Rage is one of those things you tend to wish you never inherited from your parents or developed it on your own terms. Once brought up to its fullest, it is a hard thing to let go, until the source of that anger is silenced, permanently.

For years, my short fuse was the only other alternative to my depressive melancholy. In many ways, it presented itself as a comforting emotion to an otherwise stagnant feeling. Anger is always easier to manage and ply than sadness and because of that, I became very good at making use of my anger for things that needed to be done. Most of everything I have accomplished in my life, I have done it thanks to the seething anger that fuels my every step of the way, through thick and thin.

Yet anger carries with it the catch. It burns, perhaps too brightly. Misdirected anger serves to drive away those that mean well rather than those that do not. Life becomes a vicious cycle of rage and those that serve to provoke it. In that life there is no peace, regardless of what gets accomplished, there is no time to appreciate that life for what it should be, just the unbridled rage that courses in the moments.
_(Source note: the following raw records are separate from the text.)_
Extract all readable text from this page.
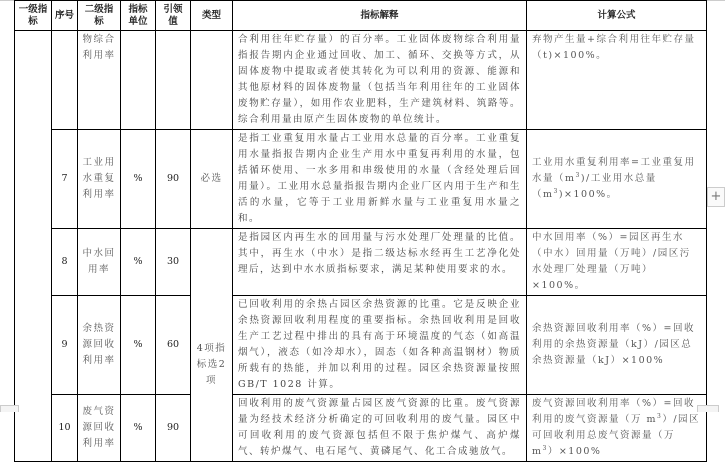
一级指标	序号	二级指标	指标单位	引领值	类型	指标解释	计算公式
		物综合利用率				合利用往年贮存量）的百分率。工业固体废物综合利用量指报告期内企业通过回收、加工、循环、交换等方式，从固体废物中提取或者使其转化为可以利用的资源、能源和其他原材料的固体废物量（包括当年利用往年的工业固体废物贮存量），如用作农业肥料，生产建筑材料、筑路等。综合利用量由原产生固体废物的单位统计。	弃物产生量+综合利用往年贮存量（t)×100%。
	7	工业用水重复利用率	%	90	必选	是指工业重复用水量占工业用水总量的百分率。工业重复用水量指报告期内企业生产用水中重复再利用的水量，包括循环使用、一水多用和串级使用的水量（含经处理后回用量）。工业用水总量指报告期内企业厂区内用于生产和生活的水量，它等于工业用新鲜水量与工业重复用水量之和。	工业用水重复利用率=工业重复用水量$(m^3)/$工业用水总量$(m^3)\times 100\%$。
	8	中水回用率	%	30	4项指标选2项	是指园区内再生水的回用量与污水处理厂处理量的比值。其中，再生水（中水）是指二级达标水经再生工艺净化处理后，达到中水水质指标要求，满足某种使用要求的水。	中水回用率（%）=园区再生水（中水）回用量（万吨）/园区污水处理厂处理量（万吨）×100%。
	9	余热资源回收利用率	%	60		已回收利用的余热占园区余热资源的比重。它是反映企业余热资源回收利用程度的重要指标。余热回收利用是回收生产工艺过程中排出的具有高于环境温度的气态（如高温烟气），液态（如冷却水），固态（如各种高温钢材）物质所载有的热能，并加以利用的过程。园区余热资源量按照 GB/T 1028 计算。	余热资源回收利用率（%）=回收利用的余热资源量（kJ）/园区总余热资源量（kJ）×100%
	10	废气资源回收利用率	%	90		回收利用的废气资源量占园区废气资源的比重。废气资源量为经技术经济分析确定的可回收利用的废气量。园区中可回收利用的废气资源包括但不限于焦炉煤气、高炉煤气、转炉煤气、电石尾气、黄磷尾气、化工合成驰放气。	废气资源回收利用率（%）=回收利用的废气资源量（万 $m^3)/$园区可回收利用总废气资源量（万 $m^3)\times 100\%$
+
That’s why in recent times, I find myself constantly battling not only my depression, but the anger that I often turn to in the face of melancholy. Without that balance, there is a lot to take in and a lot to hold back especially when there are people in my life I don’t want to push away anymore. At least, not by taking it out on those that care for me. So I take it out on myself instead.

And it’s not as easy to stop the blood now as it was before.

2 thoughts on “Anger Management

  1. Sounds like the anger has severely gained control over you, rather than you controlling the anger itself. Anger is a natural expression of human emotion. Thus it is said, I think nothing wrong with “inheriting” the anger from our parents or someone else. It is up to us whether to accept the feeling of anger or reject it.

    Then again, you were right. To be covered in the fuel of frustration which eventually lits the flame of anger indeed make us miserable being, or to the least keeping out both people you hate and people you care. It might sounds unusual to you for a stranger like me to say this, but allow me say one thing: “Take care of yourself”.

  2. Sknownotice: That’s what it is basically. Letting anger wash over you. It’s a different way of handling it. I’m used to using negative emotions as a source of strength because that’s all I ever feel most of the time, so I made the best of it. Problem is, negative emotions begets itself causing an endless cycle. It can be extremely useful, if you’re prepared to handle the consequences in other ways.